Over at the Southwest Review, there’s a fascinating essay by Daniel Harris, "Celebrity Bodies," that delves into some of the psychosexualcultural reasons why so many famous women want to be so thin. It’s the kind of essay where, when you think about it, you don’t really have any idea whether what he’s saying can be verified as "true" in any meaningful sense, but it doesn’t end up mattering too much because the writing is so original and fresh and clean. After going through a brief listing of some of our more dessicated celebs, Harris writes:
Few men are aroused by these stylishly accessorized carcasses, but their lack of sex appeal is what makes the new Hollywood aesthetic unique. It has been almost entirely detached from the biological function of beauty, that of attracting males. It is a man-made aesthetic, or, rather, a woman-made aesthetic, since the desire of men for voluptuous childbearing hips and pendulous breasts seems all but irrelevant to its look. Feminists have long complained that the so-called “beauty myth” consists entirely of male lust, of men looking at women as potential sex objects, subservient to their selfish demands. In fact, however, Hollywood is about women looking at women, not as sex objects, as a means for fulfilling the species’s genetic mission, but as clothes hangers, as display mannequins for product lines. Men and their needs are entirely beside the point, which is why the aesthetic is so sterile, so sexless, because it has freed the female body from male desire, liberated it from its biological status as an organ of sex, which has given way to the commercial view of it as a wearer of commodities, a pretty face stuck on a stick. In many respects, the recent marriage of anorexia and glamour represents the final dehumanization of women who were once reduced to their bodies, objectified as tools for propagation, but have now been deprived of their corporeality altogether. A vision of the female body dictated by male desire would be far healthier and more attractive than one dictated by the imperatives of the closet, by manufacturers whose primary concern is showing off their goods to best effect.

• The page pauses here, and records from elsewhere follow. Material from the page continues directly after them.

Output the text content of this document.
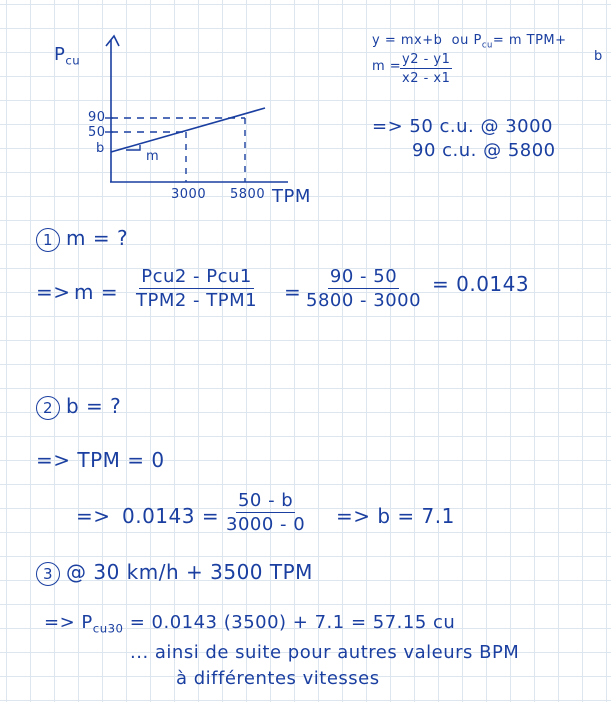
$P_{cu}$
90
50
b
m
3000 5800 TPM
y = mx+b ou $P_{cu}= m$ TPM+
b
m =
$\frac{y2 - y1}{x2 - x1}$
=> 50 c.u. @ 3000
90 c.u. @ 5800
1 m = ?
=> m =
Pcu2 - Pcu1
$TPM2 - TPM1 = \frac{90 - 50}{5800 - 3000} = 0.0143$
2 b = ?
=> TPM = 0
=> $0.0143 = \frac{50 - b}{3000 - 0} => b = 7.1$
3 @ 30 km/h + 3500 TPM
=> $P_{cu30} = 0.0143$ (3500) + 7.1 = 57.15 cu
... ainsi de suite pour autres valeurs BPM
à différentes vitesses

I don’t think Harris is trying to let men off the hook for our various sins in saying that we’re "entirely beside the point" in the glamourizing of such thin-ness, but he does remind us that there’s a certain amount of lazy thinking involved in just attributing to men and sexism, in an uncomplicated way, all of the ills of our society that have some kind of gendered aspect (which is to say that we’re probably at fault, because everything’s our fault, but if so, we’re at fault in a complicated way).
I’d also like to note, on behalf of men, that it’s clearly true that the healthy, athletic, curvy Kate Bosworth, who you may remember from such films as Blue Crush, was much hotter than the weird gelfling Kate Bosworth shown here.